Thursday, 25 July 2019

The Orchid King

It is possible that you have joined one of the groups attending Hatfield Road Cemetery on one of the popular Laid to Rest story walks, organised by the local history group Fleetville Diaries.  If so you will have seen, because we have told the story of the families Sander and Moon, a rather forlorn and overgrown family plot.  Brambles and Buddleia are not really representative of one of the country's foremost orchid hybridisers of the 19th century!


Henry G Moon, artist

If you now take a walk in the cemetery you will discover an impressive plot; the offending brambles and other invasive plants have been coaxed out of the ground, the granite stonework has been cleaned, restored and re-set, fresh topsoil and weed inhibiting matting laid – and there is now fresh green grass growing inside the kerbing.  The grave is along a curved path from the main avenue opposite the chapel, leading towards the Cemetery Manager's office.


Orchid Laelia Goldiana
The work was undertaken by a team from Fleetville Diaries, having become temporary guardians under the Adopt-a-Grave process, and of course with the full blessing of today's members of the Sander and Moon families.  J J Burgess carried out much of the stonework.

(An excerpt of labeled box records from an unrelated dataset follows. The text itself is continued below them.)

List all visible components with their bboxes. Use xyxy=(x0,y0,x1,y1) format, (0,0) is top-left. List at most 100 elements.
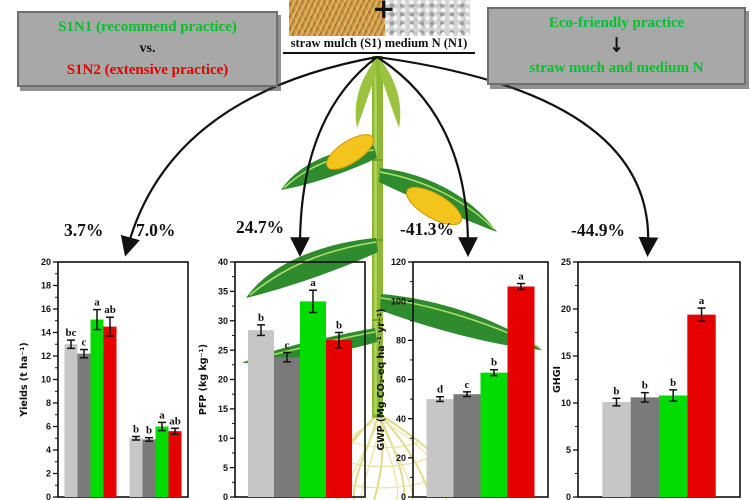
tick-label: 20 xyxy=(41,257,51,267)
y-axis-label: GWP (Mg CO₂-eq ha⁻¹ yr⁻¹) xyxy=(376,308,387,450)
bar xyxy=(453,394,481,497)
tick-label: 20 xyxy=(218,375,228,385)
treatment-label: straw mulch (S1) medium N (N1) xyxy=(283,36,475,54)
plant-stalk xyxy=(372,56,383,418)
tick-label: 5 xyxy=(223,463,228,473)
significance-letter: d xyxy=(437,384,443,396)
plant-roots xyxy=(311,413,457,500)
tick-label: 0 xyxy=(46,492,51,500)
significance-letter: c xyxy=(285,339,290,351)
tick-label: 40 xyxy=(396,414,406,424)
plant-tassel xyxy=(355,58,401,128)
bar xyxy=(90,319,104,497)
bar xyxy=(480,372,508,497)
bar xyxy=(129,438,143,497)
yields-change-2: 7.0% xyxy=(136,220,176,240)
tick-label: 40 xyxy=(218,257,228,267)
y-axis-label: Yields (t ha⁻¹) xyxy=(19,342,30,417)
eco-treatment-label: straw much and medium N xyxy=(529,60,704,76)
tick-label: 25 xyxy=(218,345,228,355)
tick-label: 100 xyxy=(391,296,406,306)
tick-label: 0 xyxy=(566,492,571,500)
y-axis-label: PFP (kg kg⁻¹) xyxy=(198,344,209,415)
bar xyxy=(630,397,659,497)
tick-label: 10 xyxy=(41,375,51,385)
tick-label: 0 xyxy=(223,492,228,500)
bar xyxy=(103,326,117,497)
tick-label: 15 xyxy=(561,351,571,361)
yields-change-1: 3.7% xyxy=(64,220,104,240)
recommend-practice-label: S1N1 (recommend practice) xyxy=(58,19,237,35)
bar xyxy=(659,395,688,497)
down-arrow-icon: ↓ xyxy=(609,34,624,58)
tick-label: 10 xyxy=(561,398,571,408)
significance-letter: b xyxy=(258,312,264,324)
comparison-box: S1N1 (recommend practice) vs. S1N2 (exte… xyxy=(17,11,278,87)
tick-label: 30 xyxy=(218,316,228,326)
tick-label: 2 xyxy=(46,469,51,479)
chart-ghgi: 0 5 10 15 20 25 GHGI b b b a xyxy=(552,257,741,500)
bar xyxy=(155,426,169,497)
significance-letter: b xyxy=(336,320,342,332)
bar xyxy=(274,357,300,497)
eco-practice-label: Eco-friendly practice xyxy=(548,15,685,31)
bar xyxy=(77,353,91,497)
bar xyxy=(168,431,182,497)
tick-label: 80 xyxy=(396,336,406,346)
arrow-to-ghgi-icon xyxy=(376,55,659,257)
significance-letter: b xyxy=(613,385,619,397)
bar xyxy=(687,314,716,497)
tick-label: 0 xyxy=(401,492,406,500)
significance-letter: a xyxy=(159,409,165,421)
significance-letter: ab xyxy=(169,415,181,427)
straw-mulch-image xyxy=(289,0,385,36)
arrow-to-yields-icon xyxy=(120,55,378,257)
bar xyxy=(426,399,454,497)
chart-pfp: 0 5 10 15 20 25 30 35 40 PFP (kg kg⁻¹) b c a b xyxy=(198,257,366,500)
tick-label: 12 xyxy=(41,351,51,361)
tick-label: 25 xyxy=(561,257,571,267)
significance-letter: a xyxy=(699,295,705,307)
bar xyxy=(64,344,78,497)
tick-label: 10 xyxy=(218,433,228,443)
arrow-to-gwp-icon xyxy=(376,56,478,257)
bar xyxy=(300,301,326,497)
significance-letter: b xyxy=(642,380,648,392)
significance-letter: b xyxy=(133,423,139,435)
nitrogen-fertilizer-image xyxy=(385,0,470,36)
significance-letter: bc xyxy=(66,327,77,339)
tick-label: 20 xyxy=(396,453,406,463)
corn-ears xyxy=(326,134,463,226)
pfp-change: 24.7% xyxy=(236,217,285,237)
chart-gwp: 0 20 40 60 80 100 120 GWP (Mg CO₂-eq ha⁻¹ yr⁻¹)… xyxy=(376,257,549,500)
bar xyxy=(248,330,274,497)
plus-icon: + xyxy=(372,0,396,25)
tick-label: 8 xyxy=(46,398,51,408)
bar xyxy=(326,340,352,497)
y-axis-label: GHGI xyxy=(552,366,563,393)
tick-label: 4 xyxy=(46,445,51,455)
significance-letter: c xyxy=(465,379,470,391)
significance-letter: b xyxy=(491,357,497,369)
ghgi-change: -44.9% xyxy=(571,220,625,240)
tick-label: 5 xyxy=(566,445,571,455)
tick-label: 60 xyxy=(396,375,406,385)
significance-letter: b xyxy=(670,377,676,389)
tick-label: 16 xyxy=(41,304,51,314)
tick-label: 20 xyxy=(561,304,571,314)
bar xyxy=(142,439,156,497)
tick-label: 6 xyxy=(46,422,51,432)
bar xyxy=(507,286,535,497)
arrow-to-pfp-icon xyxy=(290,56,378,257)
significance-letter: b xyxy=(146,425,152,437)
tick-label: 15 xyxy=(218,404,228,414)
bar xyxy=(602,402,631,497)
vs-label: vs. xyxy=(139,41,156,56)
tick-label: 35 xyxy=(218,287,228,297)
extensive-practice-label: S1N2 (extensive practice) xyxy=(66,62,229,78)
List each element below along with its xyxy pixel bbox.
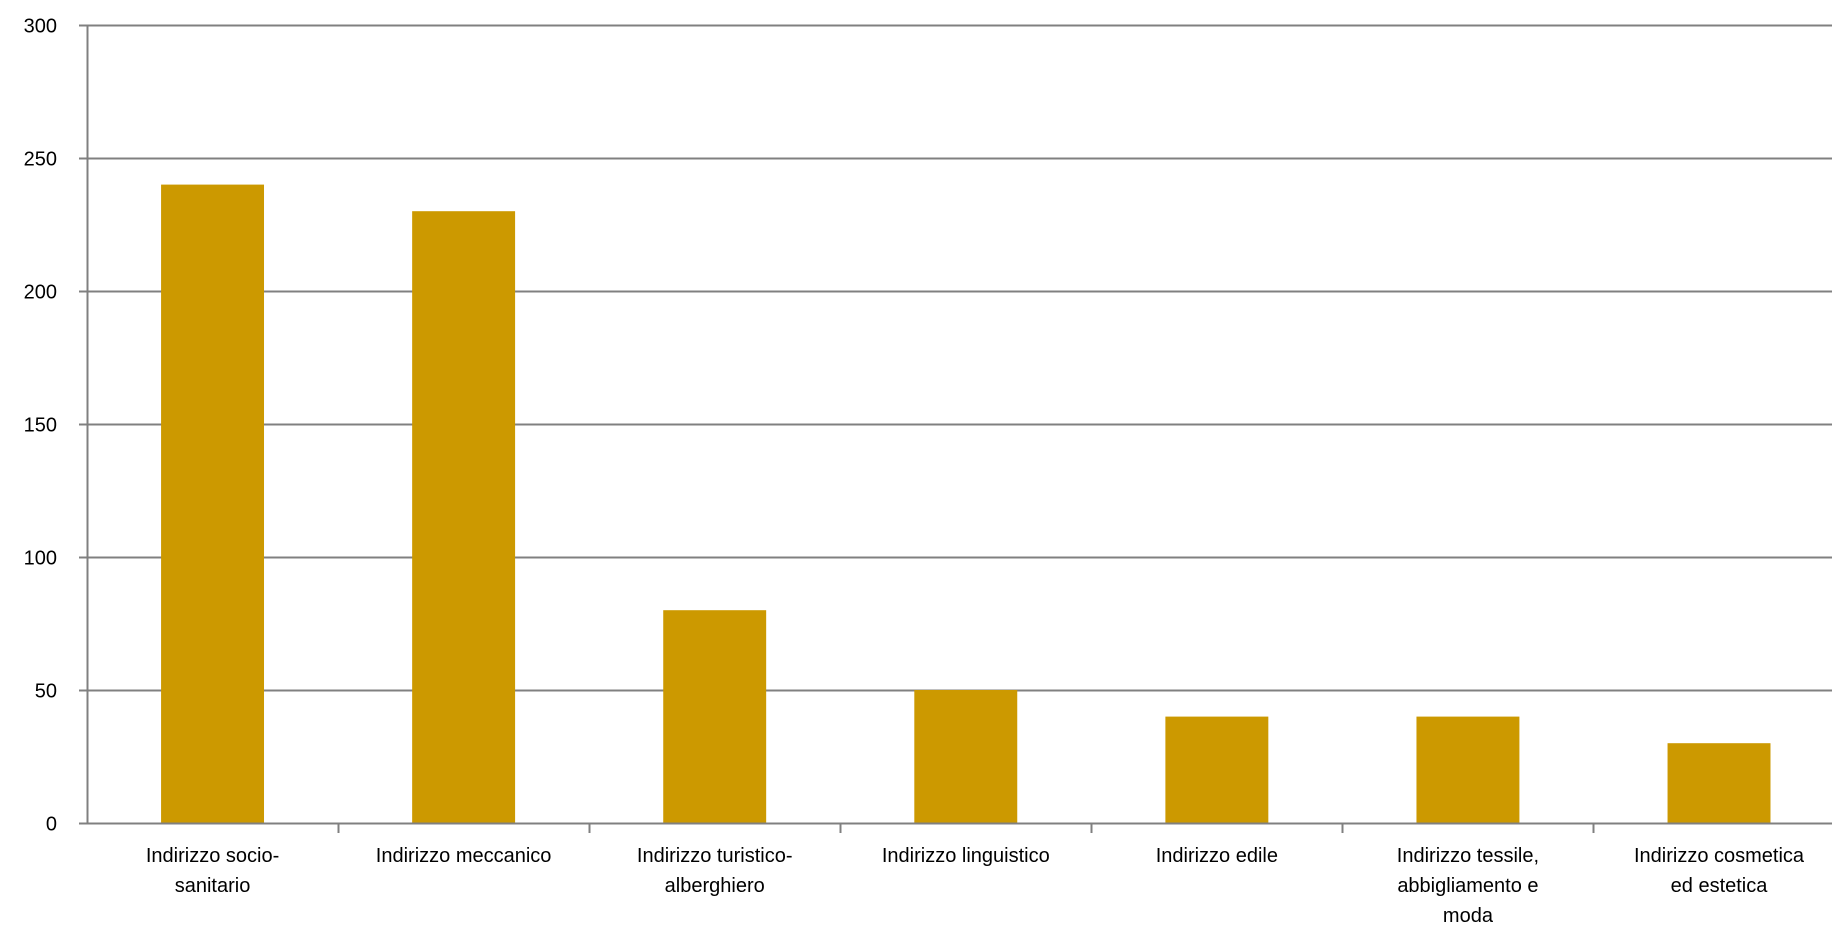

Frederick Sander, informally known as the Orchid King, had his nurseries in Camp Road from the 1880s, and in-law and artist Henry Moon produced slightly under two hundred stunning paintings of orchids.  So, there are members of both families buried in the plot.  The full story of the Orchid King can be found on the Frederick Sander & Henry Moon Tribute section of www.fleetvillediaries.org   During the course of the project it was discovered that Moon had also undertaken similar paintings for Peter Barr, a daffodil hybridiser in Streatham.  Peter, rather appropriately, had been known as the Daffodil King.  So representatives of Barr's Streatham research group also joined the Tribute Day.

Before the restoration project began






On a very hot day this week Fleetville Diaries invited some eighty guests, including the current generations of the Sander and Moon families to a special Tribute Day, firstly around the grave in Hatfield Road Cemetery, and then to refreshments and an exhibition at St Paul's Church.  This was an occasion for some members of these two impressive families to meet each other for the very first time, and it is clear that they were overwhelmed by the recognition bestowed on them by the occasion.